Abdelrasoul received the Best Poster Presentation Award at the Membrane Technology Conference, Orlando, USA, in 2015. She was a recipient of the Norman Esch Engineering Innovation and Entrepreneurship Award twice in 2015 and 2016 for pitching innovative membranes for engineering entrepreneurship startups. She was awarded C. Ravi Ravindran Outstanding Doctoral Thesis Award by Ryerson University in 2015 for her doctoral dissertation. This award recognizes the excellence of the doctoral dissertation from the points of originality, contribution to better understanding of the theory, philosophy, science, practice interrelationship, application of theory and impact on society, industry and environment.

In 2019, she was nominated for the Young Investigator Award by the Journal of Membranes and the Canadian Journal of Chemical Engineering Lectureship Award by the Canadian Society for Chemical Engineering (CSChE). Abdelrasoul was a recipient of the Good Fellow Faculty Travel Award from the University of Saskatchewan in 2019.

Later in 2021, she was nominated for Emerging Star in Chemical Engineering Research and Design Journal. She was also nominated for the Best Supervisor Award twice in 2021 and 2022 and received Best Clinical Paper Award at Life and Health Sciences Research Expo held at the University of Saskatchewan in 2021.

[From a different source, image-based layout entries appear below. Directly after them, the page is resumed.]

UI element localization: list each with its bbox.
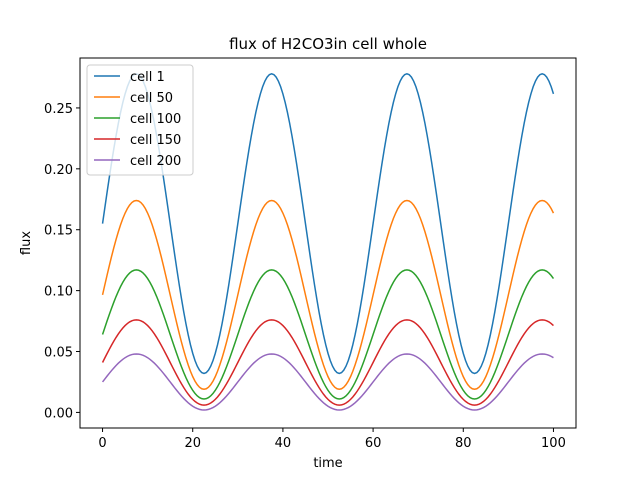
y-tick-label: 0.05 [44, 346, 73, 361]
series-line-1 [101, 73, 555, 375]
legend-label-4: cell 150 [130, 133, 181, 148]
y-tick-label: 0.25 [44, 102, 73, 117]
series-line-3 [101, 269, 555, 400]
x-tick-label: 0 [98, 436, 106, 451]
x-axis: 0 20 40 60 80 100 [98, 428, 566, 451]
legend-box [86, 64, 194, 176]
x-tick-label: 80 [455, 436, 472, 451]
x-axis-title: time [313, 456, 342, 471]
legend-label-2: cell 50 [130, 91, 173, 106]
y-tick-label: 0.10 [44, 285, 73, 300]
y-tick-label: 0.15 [44, 224, 73, 239]
series-line-4 [101, 319, 554, 406]
series-layer [101, 73, 555, 411]
chart-title: flux of H2CO3in cell whole [229, 35, 427, 53]
legend-label-1: cell 1 [130, 70, 165, 85]
y-axis-title: flux [19, 231, 34, 255]
series-line-2 [101, 199, 555, 391]
x-tick-label: 20 [184, 436, 201, 451]
legend-label-3: cell 100 [130, 112, 181, 127]
y-tick-label: 0.20 [44, 163, 73, 178]
x-tick-label: 100 [541, 436, 566, 451]
plot-frame [79, 57, 577, 429]
series-line-5 [101, 353, 554, 411]
y-tick-label: 0.00 [44, 406, 73, 421]
x-tick-label: 40 [275, 436, 292, 451]
legend-label-5: cell 200 [130, 154, 181, 169]
legend: cell 1 cell 50 cell 100 cell 150 cell 200 [86, 64, 194, 176]
x-tick-label: 60 [365, 436, 382, 451]
y-axis: 0.00 0.05 0.10 0.15 0.20 0.25 [44, 102, 80, 421]
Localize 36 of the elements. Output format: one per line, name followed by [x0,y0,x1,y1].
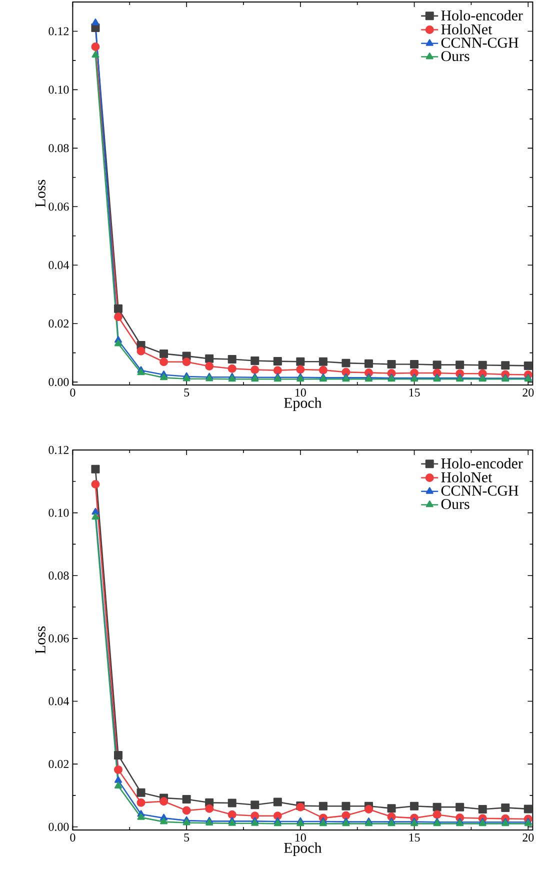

In 2021, Abdelrasoul received Dean's Remote Teaching recognition for her excellence in teaching in the College of Engineering at the University of Saskatchewan. She was named an Outstanding Women Researcher in Chemical Engineering by the Journal of Chemical Engineering Research and Design in 2022. She has also received the Young Investigator Excellence Award by the Canadian Light Source (CLS) Synchrotron, 2022.